Don non lo sapeva, ma di qualcosa dovettero parlare, perché il cibo arrivò e fu mangiato e lui si ritrovò a un tratto davanti alla casa di Tracey, tenendo la ragazza per mano e augurandosi di non sentirsi dire che doveva andare a trovare sua nonna anche il giorno dopo. Avevano passeggiato, da un capo all’altro della città, rìdendo davanti alle vetrine, inventandosi delle parole con le iniziali delle targhe che incontravano, scambiandosi le opinioni sugli insegnanti che avevano in comune. Lui non aveva parlato del risultato del compito di biologia. Lei aveva menzionato lo Squartatore soltanto una volta, passando davanti a un bar dove una coppia di uomini sporchi si tenevano in piedi appoggiandosi al muro e avevano fra le gambe due borse scure. Uno sonnecchiava, l’altro li osservava con intenzione, sogghignando al loro passaggio. Avevano incontrato un terzo derelitto all’angolo successivo, ma lui li aveva ignorati, troppo impegnato com’era a grattarsi la faccia pallida con le mani ruvide.
Tracey aveva supposto che chiunque di quei tre avrebbe potuto essere l’assassino, ma a lui avevano fatto un’impressione di uomini deboli; quel tipo, quel pazzo, doveva essere Maciste per fare quello che faceva alle sue vittime.
«Mio padre», aveva obiettato lei, «è più basso di te ed è capace di rompere il manico di un badile sul ginocchio, quando è arrabbiato.»
Fu in quel momento che gli porse la mano e fu in quel momento che il buonumore e la conversazione subirono un’interruzione.
«Be’», disse lei, guardando verso casa sua, separata dalle altre dal vialetto pavimentato che conduceva nel giardino sul retro.
«Già.»
Si fermò davanti a lui e guardò verso l’alto.
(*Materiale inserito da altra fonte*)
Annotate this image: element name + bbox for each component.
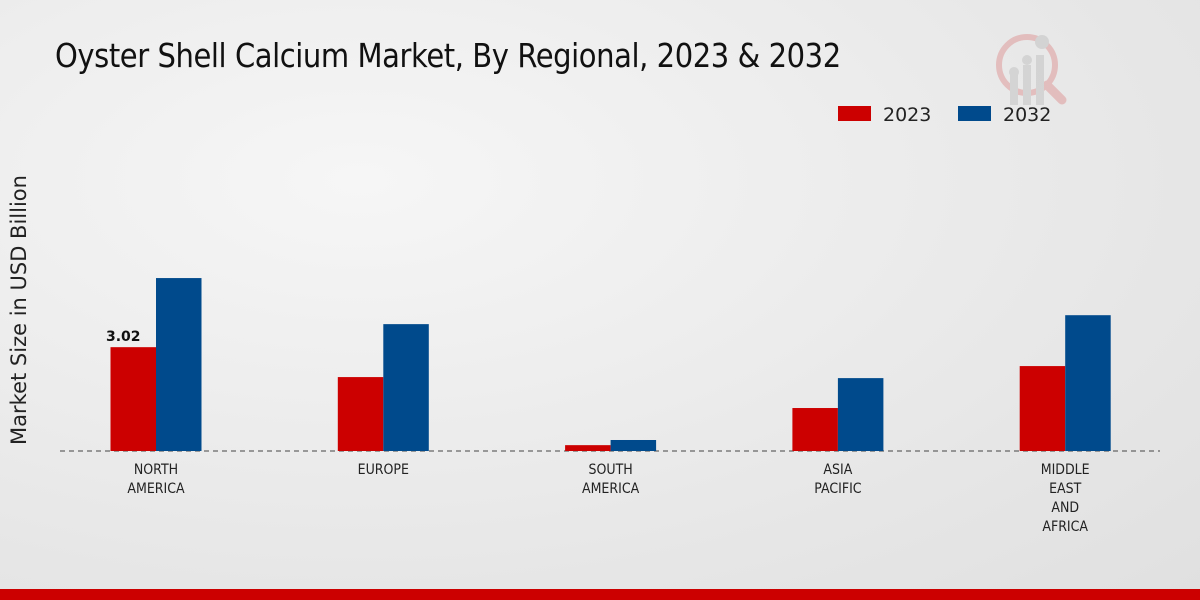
bar-2023-north-america <box>110 347 156 451</box>
legend-label-2023: 2023 <box>883 104 931 126</box>
bar-2023-europe <box>337 377 384 451</box>
legend-swatch-2032 <box>958 106 991 121</box>
x-tick-label: PACIFIC <box>814 481 861 497</box>
data-label: 3.02 <box>106 329 141 345</box>
x-tick-label: MIDDLE <box>1041 462 1090 478</box>
bar-2023-middle-east-and-africa <box>1019 366 1066 451</box>
y-axis-label: Market Size in USD Billion <box>7 175 31 445</box>
footer-accent-bar <box>0 589 1200 600</box>
legend-label-2032: 2032 <box>1003 104 1051 126</box>
x-tick-label: AFRICA <box>1042 519 1088 535</box>
x-tick-label: AMERICA <box>582 481 639 497</box>
legend-swatch-2023 <box>838 106 871 121</box>
bar-2032-south-america <box>610 439 657 451</box>
bar-2023-south-america <box>565 445 611 451</box>
x-tick-label: NORTH <box>134 462 178 478</box>
bar-2032-europe <box>383 324 429 451</box>
x-tick-label: EUROPE <box>358 462 409 478</box>
chart-title: Oyster Shell Calcium Market, By Regional… <box>55 36 841 75</box>
bar-2023-asia-pacific <box>792 408 838 451</box>
x-tick-label: EAST <box>1049 481 1082 497</box>
x-tick-label: AND <box>1051 500 1079 516</box>
bar-2032-middle-east-and-africa <box>1065 315 1111 451</box>
x-tick-label: SOUTH <box>588 462 632 478</box>
x-tick-label: ASIA <box>823 462 852 478</box>
x-tick-label: AMERICA <box>127 481 184 497</box>
bar-2032-north-america <box>156 278 202 451</box>
watermark-logo <box>996 34 1067 105</box>
bar-2032-asia-pacific <box>837 378 884 451</box>
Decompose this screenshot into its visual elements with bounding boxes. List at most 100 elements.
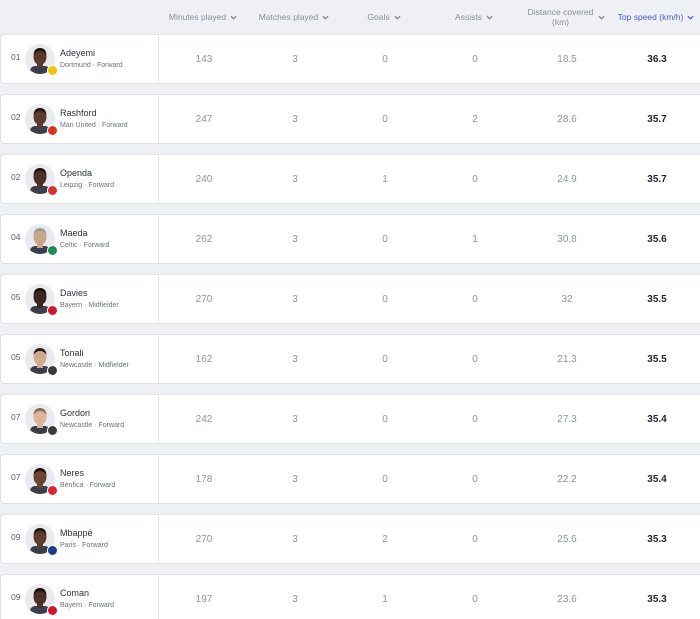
table-row[interactable]: 01 Adeyemi Dortmund · Forward 143 3 0 0 18.5 36.…: [0, 34, 700, 84]
player-club-position: Paris · Forward: [60, 542, 108, 549]
rank-label: 02: [11, 112, 21, 122]
club-badge-icon: [47, 185, 58, 196]
cell-speed: 35.5: [647, 293, 667, 305]
cell-minutes: 162: [195, 353, 213, 365]
player-avatar: [25, 404, 58, 436]
cell-assists: 0: [472, 53, 478, 65]
cell-distance: 32: [561, 293, 573, 305]
player-name[interactable]: Neres: [60, 468, 85, 478]
cell-goals: 0: [382, 473, 388, 485]
cell-goals: 1: [382, 173, 388, 185]
player-name[interactable]: Mbappé: [60, 528, 93, 538]
cell-goals: 1: [382, 593, 388, 605]
table-row[interactable]: 09 Mbappé Paris · Forward 270 3 2 0 25.6 35.3: [0, 514, 700, 564]
cell-minutes: 242: [195, 413, 213, 425]
cell-distance: 23.6: [557, 593, 577, 605]
cell-distance: 18.5: [557, 53, 577, 65]
cell-matches: 3: [292, 53, 298, 65]
player-club-position: Bayern · Forward: [60, 602, 115, 609]
column-header-distance[interactable]: Distance covered (km): [516, 0, 616, 34]
player-cell[interactable]: 04 Maeda Celtic · Forward: [1, 215, 159, 263]
player-name[interactable]: Adeyemi: [60, 48, 96, 58]
cell-matches: 3: [292, 113, 298, 125]
player-name[interactable]: Davies: [60, 288, 88, 298]
cell-assists: 0: [472, 533, 478, 545]
player-name[interactable]: Rashford: [60, 108, 97, 118]
column-header-assists[interactable]: Assists: [434, 0, 514, 34]
cell-distance: 22.2: [557, 473, 577, 485]
player-avatar: [25, 224, 58, 256]
table-row[interactable]: 07 Neres Benfica · Forward 178 3 0 0 22.2 35.4: [0, 454, 700, 504]
player-club-position: Newcastle · Midfielder: [60, 362, 129, 369]
player-cell[interactable]: 07 Gordon Newcastle · Forward: [1, 395, 159, 443]
cell-minutes: 247: [195, 113, 213, 125]
cell-assists: 2: [472, 113, 478, 125]
cell-matches: 3: [292, 533, 298, 545]
cell-assists: 0: [472, 593, 478, 605]
cell-matches: 3: [292, 413, 298, 425]
club-badge-icon: [47, 65, 58, 76]
cell-goals: 2: [382, 533, 388, 545]
cell-speed: 35.3: [647, 593, 667, 605]
table-row[interactable]: 09 Coman Bayern · Forward 197 3 1 0 23.6 35.3: [0, 574, 700, 619]
player-avatar: [25, 104, 58, 136]
cell-minutes: 270: [195, 293, 213, 305]
player-cell[interactable]: 05 Davies Bayern · Midfielder: [1, 275, 159, 323]
player-name[interactable]: Openda: [60, 168, 93, 178]
player-name[interactable]: Coman: [60, 588, 90, 598]
club-badge-icon: [47, 485, 58, 496]
table-row[interactable]: 05 Davies Bayern · Midfielder 270 3 0 0 32 35.5: [0, 274, 700, 324]
cell-goals: 0: [382, 293, 388, 305]
column-header-minutes[interactable]: Minutes played: [158, 0, 248, 34]
club-badge-icon: [47, 125, 58, 136]
column-header-goals[interactable]: Goals: [344, 0, 424, 34]
player-cell[interactable]: 01 Adeyemi Dortmund · Forward: [1, 35, 159, 83]
table-row[interactable]: 04 Maeda Celtic · Forward 262 3 0 1 30.8 35.6: [0, 214, 700, 264]
player-cell[interactable]: 05 Tonali Newcastle · Midfielder: [1, 335, 159, 383]
cell-matches: 3: [292, 293, 298, 305]
cell-assists: 1: [472, 233, 478, 245]
table-row[interactable]: 05 Tonali Newcastle · Midfielder 162 3 0 0 21.3…: [0, 334, 700, 384]
column-header-speed[interactable]: Top speed (km/h): [606, 0, 700, 34]
player-avatar: [25, 284, 58, 316]
cell-speed: 35.4: [647, 473, 667, 485]
cell-goals: 0: [382, 233, 388, 245]
cell-speed: 35.7: [647, 173, 667, 185]
rank-label: 07: [11, 412, 21, 422]
rank-label: 09: [11, 592, 21, 602]
table-row[interactable]: 07 Gordon Newcastle · Forward 242 3 0 0 27.3 35.…: [0, 394, 700, 444]
chevron-down-icon: [687, 15, 694, 20]
rank-label: 01: [11, 52, 21, 62]
player-cell[interactable]: 02 Openda Leipzig · Forward: [1, 155, 159, 203]
cell-distance: 21.3: [557, 353, 577, 365]
player-name[interactable]: Tonali: [60, 348, 84, 358]
chevron-down-icon: [230, 15, 237, 20]
cell-minutes: 197: [195, 593, 213, 605]
player-name[interactable]: Gordon: [60, 408, 91, 418]
table-row[interactable]: 02 Rashford Man United · Forward 247 3 0 2 28.6…: [0, 94, 700, 144]
chevron-down-icon: [322, 15, 329, 20]
cell-assists: 0: [472, 293, 478, 305]
player-cell[interactable]: 09 Mbappé Paris · Forward: [1, 515, 159, 563]
player-cell[interactable]: 09 Coman Bayern · Forward: [1, 575, 159, 619]
player-avatar: [25, 344, 58, 376]
player-name[interactable]: Maeda: [60, 228, 88, 238]
column-header-label: Minutes played: [168, 12, 227, 22]
table-row[interactable]: 02 Openda Leipzig · Forward 240 3 1 0 24.9 35.7: [0, 154, 700, 204]
club-badge-icon: [47, 545, 58, 556]
column-header-label: Top speed (km/h): [617, 12, 684, 22]
column-header-matches[interactable]: Matches played: [249, 0, 339, 34]
cell-goals: 0: [382, 353, 388, 365]
player-cell[interactable]: 07 Neres Benfica · Forward: [1, 455, 159, 503]
cell-distance: 25.6: [557, 533, 577, 545]
rank-label: 02: [11, 172, 21, 182]
player-club-position: Celtic · Forward: [60, 242, 110, 249]
rank-label: 09: [11, 532, 21, 542]
club-badge-icon: [47, 305, 58, 316]
cell-goals: 0: [382, 413, 388, 425]
table-header: Minutes played Matches played Goals Assists…: [0, 0, 700, 34]
player-cell[interactable]: 02 Rashford Man United · Forward: [1, 95, 159, 143]
player-club-position: Man United · Forward: [60, 122, 128, 129]
player-avatar: [25, 524, 58, 556]
player-club-position: Bayern · Midfielder: [60, 302, 119, 309]
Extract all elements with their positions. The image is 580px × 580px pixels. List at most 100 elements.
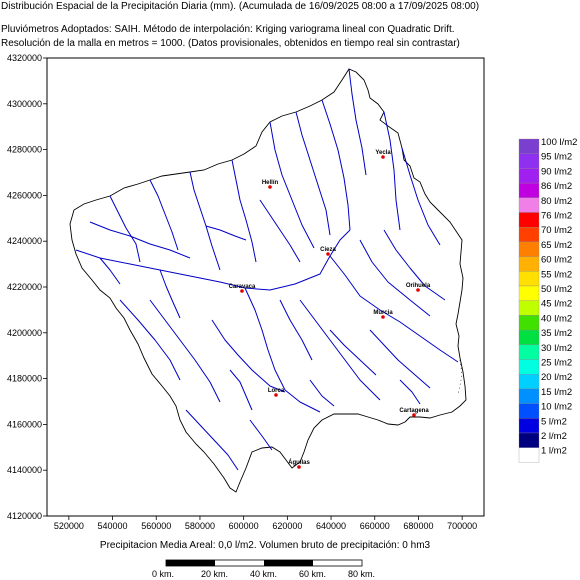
y-tick-label: 4180000 xyxy=(7,374,42,384)
city-marker xyxy=(326,252,330,256)
legend-swatch xyxy=(518,271,540,287)
city-marker xyxy=(240,289,244,293)
scale-label: 40 km. xyxy=(250,569,278,579)
legend-label: 45 l/m2 xyxy=(541,299,572,310)
coast-islet xyxy=(457,359,463,396)
city-marker xyxy=(297,465,301,469)
x-tick-label: 540000 xyxy=(98,521,128,531)
legend-label: 100 l/m2 xyxy=(541,137,577,148)
city-marker xyxy=(381,315,385,319)
city-markers: Yecla Hellín Cieza Caravaca Orihuela Murcia Lo… xyxy=(229,150,431,469)
legend-swatch xyxy=(518,256,540,272)
legend-label: 76 l/m2 xyxy=(541,211,572,222)
x-tick-label: 560000 xyxy=(141,521,171,531)
x-tick-label: 680000 xyxy=(403,521,433,531)
y-tick-label: 4260000 xyxy=(7,190,42,200)
x-tick-label: 700000 xyxy=(447,521,477,531)
y-tick-label: 4280000 xyxy=(7,145,42,155)
y-axis: 4320000 4300000 4280000 4260000 4240000 42200… xyxy=(7,53,47,521)
legend-label: 95 l/m2 xyxy=(541,152,572,163)
city-label: Águilas xyxy=(288,459,310,466)
y-tick-label: 4220000 xyxy=(7,282,42,292)
city-label: Hellín xyxy=(262,180,279,186)
city-label: Murcia xyxy=(373,310,393,316)
legend-label: 20 l/m2 xyxy=(541,372,572,383)
areal-precipitation-summary: Precipitacion Media Areal: 0,0 l/m2. Vol… xyxy=(99,540,431,551)
precipitation-legend: 100 l/m2 95 l/m2 90 l/m2 86 l/m2 80 l/m2 76 l… xyxy=(518,137,577,463)
scale-label: 80 km. xyxy=(348,569,376,579)
resolution-note: Resolución de la malla en metros = 1000.… xyxy=(1,38,460,49)
legend-swatch xyxy=(518,418,540,434)
legend-label: 55 l/m2 xyxy=(541,269,572,280)
y-tick-label: 4120000 xyxy=(7,511,42,521)
y-tick-label: 4300000 xyxy=(7,99,42,109)
legend-swatch xyxy=(518,285,540,301)
legend-swatch xyxy=(518,241,540,257)
legend-label: 2 l/m2 xyxy=(541,431,567,442)
x-tick-label: 520000 xyxy=(54,521,84,531)
legend-swatch xyxy=(518,344,540,360)
scale-label: 0 km. xyxy=(152,569,175,579)
legend-swatch xyxy=(518,315,540,331)
legend-swatch xyxy=(518,182,540,198)
legend-label: 90 l/m2 xyxy=(541,166,572,177)
city-label: Orihuela xyxy=(406,283,431,289)
legend-label: 50 l/m2 xyxy=(541,284,572,295)
x-axis: 520000 540000 560000 580000 600000 620000 6400… xyxy=(54,516,477,531)
legend-swatch xyxy=(518,153,540,169)
y-tick-label: 4160000 xyxy=(7,419,42,429)
legend-label: 80 l/m2 xyxy=(541,196,572,207)
city-marker xyxy=(381,155,385,159)
scale-bar xyxy=(165,559,363,567)
city-marker xyxy=(416,288,420,292)
legend-label: 60 l/m2 xyxy=(541,255,572,266)
legend-swatch xyxy=(518,359,540,375)
scale-label: 60 km. xyxy=(299,569,327,579)
legend-label: 40 l/m2 xyxy=(541,313,572,324)
city-label: Yecla xyxy=(375,150,391,156)
y-tick-label: 4140000 xyxy=(7,465,42,475)
legend-label: 65 l/m2 xyxy=(541,240,572,251)
city-marker xyxy=(412,413,416,417)
city-label: Lorca xyxy=(268,388,285,394)
method-description: Pluviómetros Adoptados: SAIH. Método de … xyxy=(1,24,455,35)
map-title: Distribución Espacial de la Precipitació… xyxy=(1,1,480,12)
legend-label: 70 l/m2 xyxy=(541,225,572,236)
legend-swatch xyxy=(518,447,540,463)
y-tick-label: 4200000 xyxy=(7,328,42,338)
city-marker xyxy=(274,393,278,397)
y-tick-label: 4240000 xyxy=(7,236,42,246)
x-tick-label: 660000 xyxy=(360,521,390,531)
city-label: Cartagena xyxy=(399,408,429,414)
legend-swatch xyxy=(518,227,540,243)
legend-label: 35 l/m2 xyxy=(541,328,572,339)
legend-label: 25 l/m2 xyxy=(541,358,572,369)
y-tick-label: 4320000 xyxy=(7,53,42,63)
city-marker xyxy=(268,185,272,189)
x-tick-label: 580000 xyxy=(185,521,215,531)
legend-swatch xyxy=(518,388,540,404)
scale-label: 20 km. xyxy=(201,569,229,579)
legend-swatch xyxy=(518,300,540,316)
legend-swatch xyxy=(518,168,540,184)
city-label: Caravaca xyxy=(229,284,256,290)
legend-swatch xyxy=(518,432,540,448)
city-label: Cieza xyxy=(320,247,336,253)
x-tick-label: 640000 xyxy=(316,521,346,531)
legend-swatch xyxy=(518,329,540,345)
river-network xyxy=(75,68,459,471)
legend-swatch xyxy=(518,197,540,213)
x-tick-label: 600000 xyxy=(229,521,259,531)
legend-swatch xyxy=(518,403,540,419)
basin-outline xyxy=(69,68,467,493)
legend-swatch xyxy=(518,138,540,154)
legend-label: 5 l/m2 xyxy=(541,416,567,427)
legend-label: 1 l/m2 xyxy=(541,446,567,457)
legend-swatch xyxy=(518,374,540,390)
legend-label: 10 l/m2 xyxy=(541,402,572,413)
x-tick-label: 620000 xyxy=(272,521,302,531)
legend-swatch xyxy=(518,212,540,228)
legend-label: 30 l/m2 xyxy=(541,343,572,354)
legend-label: 86 l/m2 xyxy=(541,181,572,192)
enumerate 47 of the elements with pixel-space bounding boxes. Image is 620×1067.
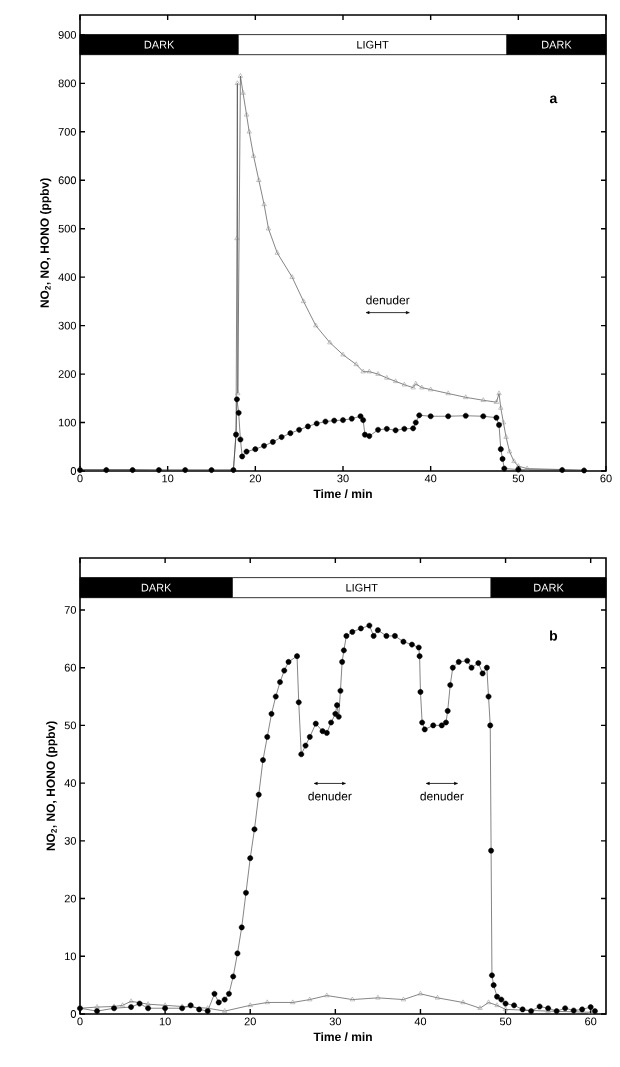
y-tick-label: 900 xyxy=(58,31,77,39)
y-tick-label: 20 xyxy=(64,894,77,903)
x-tick-label: 60 xyxy=(600,474,612,483)
y-axis-title: NO$_{2}$, NO, HONO (ppbv) xyxy=(46,721,58,851)
x-axis-title: Time / min xyxy=(313,1032,372,1042)
band-label: DARK xyxy=(534,583,564,592)
x-tick-label: 20 xyxy=(244,1017,256,1026)
band-label: LIGHT xyxy=(357,40,389,49)
y-tick-label: 50 xyxy=(64,721,77,730)
annotation: denuder xyxy=(420,791,464,801)
y-tick-label: 700 xyxy=(58,127,77,136)
x-tick-label: 20 xyxy=(249,474,262,483)
x-tick-label: 40 xyxy=(424,474,437,483)
band-label: DARK xyxy=(144,40,175,49)
x-tick-label: 50 xyxy=(512,474,524,483)
y-tick-label: 10 xyxy=(65,952,77,961)
y-tick-label: 0 xyxy=(70,1010,77,1018)
x-tick-label: 0 xyxy=(77,1017,83,1026)
y-tick-label: 300 xyxy=(58,321,77,330)
band-label: DARK xyxy=(542,40,572,49)
x-axis-title: Time / min xyxy=(313,489,372,499)
x-tick-label: 50 xyxy=(499,1017,512,1026)
y-tick-label: 60 xyxy=(64,663,77,672)
band-label: LIGHT xyxy=(346,583,378,592)
y-tick-label: 600 xyxy=(58,176,77,185)
x-tick-label: 60 xyxy=(585,1017,597,1026)
band-label: DARK xyxy=(141,583,172,592)
annotation: denuder xyxy=(308,791,352,801)
y-axis-title: NO$_{2}$, NO, HONO (ppbv) xyxy=(40,178,52,308)
y-tick-label: 30 xyxy=(64,836,77,845)
y-tick-label: 100 xyxy=(58,418,77,427)
x-tick-label: 10 xyxy=(159,1017,171,1026)
y-tick-label: 800 xyxy=(58,79,77,88)
y-tick-label: 40 xyxy=(64,779,77,788)
x-tick-label: 10 xyxy=(162,474,174,483)
y-tick-label: 70 xyxy=(64,606,77,614)
annotation: a xyxy=(549,95,558,104)
x-tick-label: 30 xyxy=(329,1017,342,1026)
y-tick-label: 500 xyxy=(58,224,77,233)
annotation: b xyxy=(550,630,558,641)
annotation: denuder xyxy=(366,295,410,305)
y-tick-label: 0 xyxy=(70,467,77,475)
y-tick-label: 200 xyxy=(58,370,77,378)
x-tick-label: 0 xyxy=(77,474,83,483)
y-tick-label: 400 xyxy=(58,273,77,282)
x-tick-label: 40 xyxy=(414,1017,427,1026)
x-tick-label: 30 xyxy=(337,474,349,483)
Le ombre le scivolavano sul volto, rendendolo più morbido, più liscio, e lui non poté trattenersi dallo sfiorarle una guancia con un dito.
Dio, che pelle liscia.
«Divertiti domani», fu l’unica cosa che Don riuscì a dire.
Lei sporse le labbra. «Già, è vero. Però preferirei venire alla partita.»
Lui si strinse nelle spalle.
Lei si avvicinò, lo fissò, poi si alzò verso di lui e gli diede un bacio. «Ci vediamo lunedì.»
Ormai lei aveva già fatto i gradini e aveva oltrepassato la porta, quando gli venne in mente di contraccambiare quel bacio e si mise a camminare con le mani in tasca, passandosi la lingua sulle labbra per risentire il sapore di Tracey, per ricordarla e, infine, per rendersi conto che lei non aveva promesso di richiamarlo, né di vederlo domenica.